Kami pindah ke ranjang yang besar, baru kusadari ternyata kamar itu begitu erotis, dikelilingi cermin disepanjang dinding dindingnya, begitu juga atap di atas ranjang, aku bisa melihat pantulan bayanganku telentang pasrah di atas ranjang.

Hari langsung mendatangi selangkanganku, dilepasnya celana dalam ungu transparan yang menutupi kewanitaanku, dia mencium celana dalam itu sebelum melemparnya ke lantai.

Tanpa buang waktu, bibirnya segera mendarat di vaginaku, dikulumnya sambil mempermainkan lidah, klitorisku dipermainkan dengan jari tangannya. Dia menyedot seperti seorang yang kehausan, aku menjerit kaget dan nikmat, dengan cepatnya vaginaku menjadi basah, baik karena ludahnya maupun karena cairan vaginaku sendiri. Jari jari tangannya ikutan menjarah permukaan kewanitaanku, dua jari sudah mengocokku diselingi permainan lidah di klitoris, aku makin menjerit nikmat, tak kuhiraukan apakah jeritanku terdengar dari kamar sebelah, toh mereka juga melakukan hal yang sama.

Aku benar benar dibuatnya kelojotan karena permainan tangan dan oralnya, nikmat sekali, kuremas remas kedua buah dadaku.

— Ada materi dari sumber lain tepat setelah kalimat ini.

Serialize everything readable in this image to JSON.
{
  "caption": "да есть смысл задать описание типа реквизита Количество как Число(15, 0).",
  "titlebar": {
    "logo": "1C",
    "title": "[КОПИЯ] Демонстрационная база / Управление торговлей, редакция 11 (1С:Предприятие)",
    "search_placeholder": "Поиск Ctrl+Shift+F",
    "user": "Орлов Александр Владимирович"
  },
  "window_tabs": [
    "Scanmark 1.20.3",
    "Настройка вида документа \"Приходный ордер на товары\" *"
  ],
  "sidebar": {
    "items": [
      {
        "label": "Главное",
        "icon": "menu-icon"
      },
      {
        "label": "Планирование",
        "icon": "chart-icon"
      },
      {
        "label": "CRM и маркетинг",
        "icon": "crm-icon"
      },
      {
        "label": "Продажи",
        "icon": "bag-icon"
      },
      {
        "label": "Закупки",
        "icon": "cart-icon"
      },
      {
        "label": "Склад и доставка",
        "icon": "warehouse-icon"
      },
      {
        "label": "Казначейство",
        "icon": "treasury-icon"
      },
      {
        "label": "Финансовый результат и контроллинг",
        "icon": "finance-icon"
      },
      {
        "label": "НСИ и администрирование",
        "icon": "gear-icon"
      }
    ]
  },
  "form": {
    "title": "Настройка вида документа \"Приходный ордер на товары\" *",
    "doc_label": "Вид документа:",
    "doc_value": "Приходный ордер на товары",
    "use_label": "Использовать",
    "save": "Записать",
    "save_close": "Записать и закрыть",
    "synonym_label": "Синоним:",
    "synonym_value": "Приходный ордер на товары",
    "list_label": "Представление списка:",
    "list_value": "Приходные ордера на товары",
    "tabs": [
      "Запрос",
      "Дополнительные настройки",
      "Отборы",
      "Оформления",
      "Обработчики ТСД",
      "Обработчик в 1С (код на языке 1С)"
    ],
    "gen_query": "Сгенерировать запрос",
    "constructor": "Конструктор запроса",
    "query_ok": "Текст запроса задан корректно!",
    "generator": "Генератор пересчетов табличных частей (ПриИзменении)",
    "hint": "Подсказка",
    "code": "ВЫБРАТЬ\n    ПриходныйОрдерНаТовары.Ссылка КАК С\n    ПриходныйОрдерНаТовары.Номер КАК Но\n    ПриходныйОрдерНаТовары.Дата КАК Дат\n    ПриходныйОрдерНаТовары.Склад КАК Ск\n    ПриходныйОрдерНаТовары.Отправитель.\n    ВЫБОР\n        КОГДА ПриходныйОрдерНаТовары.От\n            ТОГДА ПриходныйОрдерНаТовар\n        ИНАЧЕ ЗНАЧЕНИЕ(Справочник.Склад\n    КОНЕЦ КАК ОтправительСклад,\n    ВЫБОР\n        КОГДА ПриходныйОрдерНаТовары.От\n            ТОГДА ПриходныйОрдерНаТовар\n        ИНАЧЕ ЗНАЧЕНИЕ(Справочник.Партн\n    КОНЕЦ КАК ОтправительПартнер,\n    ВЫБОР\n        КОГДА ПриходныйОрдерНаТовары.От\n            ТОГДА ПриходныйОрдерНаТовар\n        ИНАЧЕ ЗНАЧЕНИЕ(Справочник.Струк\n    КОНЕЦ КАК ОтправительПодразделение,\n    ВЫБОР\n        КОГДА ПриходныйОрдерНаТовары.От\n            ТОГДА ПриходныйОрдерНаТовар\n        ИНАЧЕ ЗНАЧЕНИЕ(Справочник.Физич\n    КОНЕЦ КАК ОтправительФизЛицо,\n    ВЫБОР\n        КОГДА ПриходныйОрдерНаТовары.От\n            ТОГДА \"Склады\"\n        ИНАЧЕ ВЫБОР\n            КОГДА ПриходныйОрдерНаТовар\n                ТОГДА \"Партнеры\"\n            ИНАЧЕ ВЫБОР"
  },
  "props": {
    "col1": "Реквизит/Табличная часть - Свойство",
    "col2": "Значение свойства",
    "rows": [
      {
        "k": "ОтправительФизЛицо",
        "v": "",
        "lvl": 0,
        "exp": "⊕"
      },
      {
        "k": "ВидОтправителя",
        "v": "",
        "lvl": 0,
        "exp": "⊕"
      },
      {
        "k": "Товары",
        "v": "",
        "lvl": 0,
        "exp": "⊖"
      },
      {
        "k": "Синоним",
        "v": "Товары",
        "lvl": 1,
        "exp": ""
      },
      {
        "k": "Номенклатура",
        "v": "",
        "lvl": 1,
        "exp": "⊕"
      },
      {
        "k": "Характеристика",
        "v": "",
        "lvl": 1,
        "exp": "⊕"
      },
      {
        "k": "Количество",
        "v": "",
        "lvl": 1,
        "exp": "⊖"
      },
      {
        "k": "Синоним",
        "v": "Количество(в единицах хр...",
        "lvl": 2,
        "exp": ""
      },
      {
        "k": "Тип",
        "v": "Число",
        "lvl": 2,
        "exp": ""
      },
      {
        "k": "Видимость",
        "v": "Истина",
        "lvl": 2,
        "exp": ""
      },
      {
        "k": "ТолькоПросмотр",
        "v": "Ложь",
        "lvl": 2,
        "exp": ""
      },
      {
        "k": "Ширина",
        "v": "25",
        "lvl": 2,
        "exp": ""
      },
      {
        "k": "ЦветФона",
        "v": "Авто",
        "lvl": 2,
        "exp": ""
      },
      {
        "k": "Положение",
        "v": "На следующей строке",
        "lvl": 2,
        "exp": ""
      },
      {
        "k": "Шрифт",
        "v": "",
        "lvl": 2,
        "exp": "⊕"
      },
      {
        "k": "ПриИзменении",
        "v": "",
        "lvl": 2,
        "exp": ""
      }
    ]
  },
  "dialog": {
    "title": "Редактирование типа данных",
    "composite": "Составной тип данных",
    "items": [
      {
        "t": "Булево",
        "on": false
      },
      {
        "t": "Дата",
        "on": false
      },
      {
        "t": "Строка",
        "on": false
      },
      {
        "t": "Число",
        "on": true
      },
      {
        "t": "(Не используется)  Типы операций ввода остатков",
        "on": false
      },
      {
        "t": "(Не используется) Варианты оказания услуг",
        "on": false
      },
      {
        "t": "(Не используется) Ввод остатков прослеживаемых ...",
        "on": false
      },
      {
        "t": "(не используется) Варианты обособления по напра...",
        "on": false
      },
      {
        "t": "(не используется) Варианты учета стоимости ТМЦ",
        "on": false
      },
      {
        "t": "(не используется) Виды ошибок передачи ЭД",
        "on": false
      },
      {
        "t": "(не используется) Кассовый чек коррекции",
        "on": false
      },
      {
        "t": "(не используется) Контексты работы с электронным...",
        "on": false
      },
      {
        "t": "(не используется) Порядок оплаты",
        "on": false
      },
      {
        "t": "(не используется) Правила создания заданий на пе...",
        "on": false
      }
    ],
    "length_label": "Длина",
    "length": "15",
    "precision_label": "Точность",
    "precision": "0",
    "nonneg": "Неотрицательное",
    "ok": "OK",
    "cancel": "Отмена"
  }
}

Berkali kali kutarik rambutnya untuk segera memasukkan penisnya, tapi tak digubris, sepertinya dia menikmati siksaannya.

Tubuhku dibalik pada posisi menungging, aku berharap dia segera melakukannya dengan posisi doggie, tapi kembali kurasakan tangan dan lidahnya yang menyentuh organ kenikmatanku, jeritanku makin keras ketika lidahnya menyentuh anusku, tak kusangka dia melakukan itu meski aku sering malakukan padanya hal yang sama.

"Come on Har, pleeasse" desahku tak tahan menghadapi foreplay-nya, napasku sudah tersengal sengal menahan gejolak birahi.
Aku mendekap bantal erat erat saat kurasakan kepala penisnya mulai mengusap bibir vaginaku, bersiap mendapatkan kenikmatan darinya.
"Aauuwww.. sshit" teriakku kaget ketika tanpa aba aba Hari langsung mendorong masuk penisnya dengan keras dan sekali dorong, meskipun ukurannya tidak terlalu besar, alias rata rata tapi dengan sodokan keras seperti itu tak urung membuatku kaget, sakit bercampur nikmat, semua beraduk menjadi satu. Dia tersenyum penuh kemenangan melihatku menggeliat karena sodokannya.

Dengan tempo tinggi dia langsung mengocok vaginaku tanpa ampun diiringi remasan remasan kuat di buah dadaku. Hari tak mempedulikan jeritanku, justru semakin aku menjerit semakin kuat dia menghentakkan penisnya, berulang kali aku berusaha menahan sodokannya tapi tanganku selalu ditepisnya, sepertinya dia melampiaskan dendam yang sudah lama terpendam.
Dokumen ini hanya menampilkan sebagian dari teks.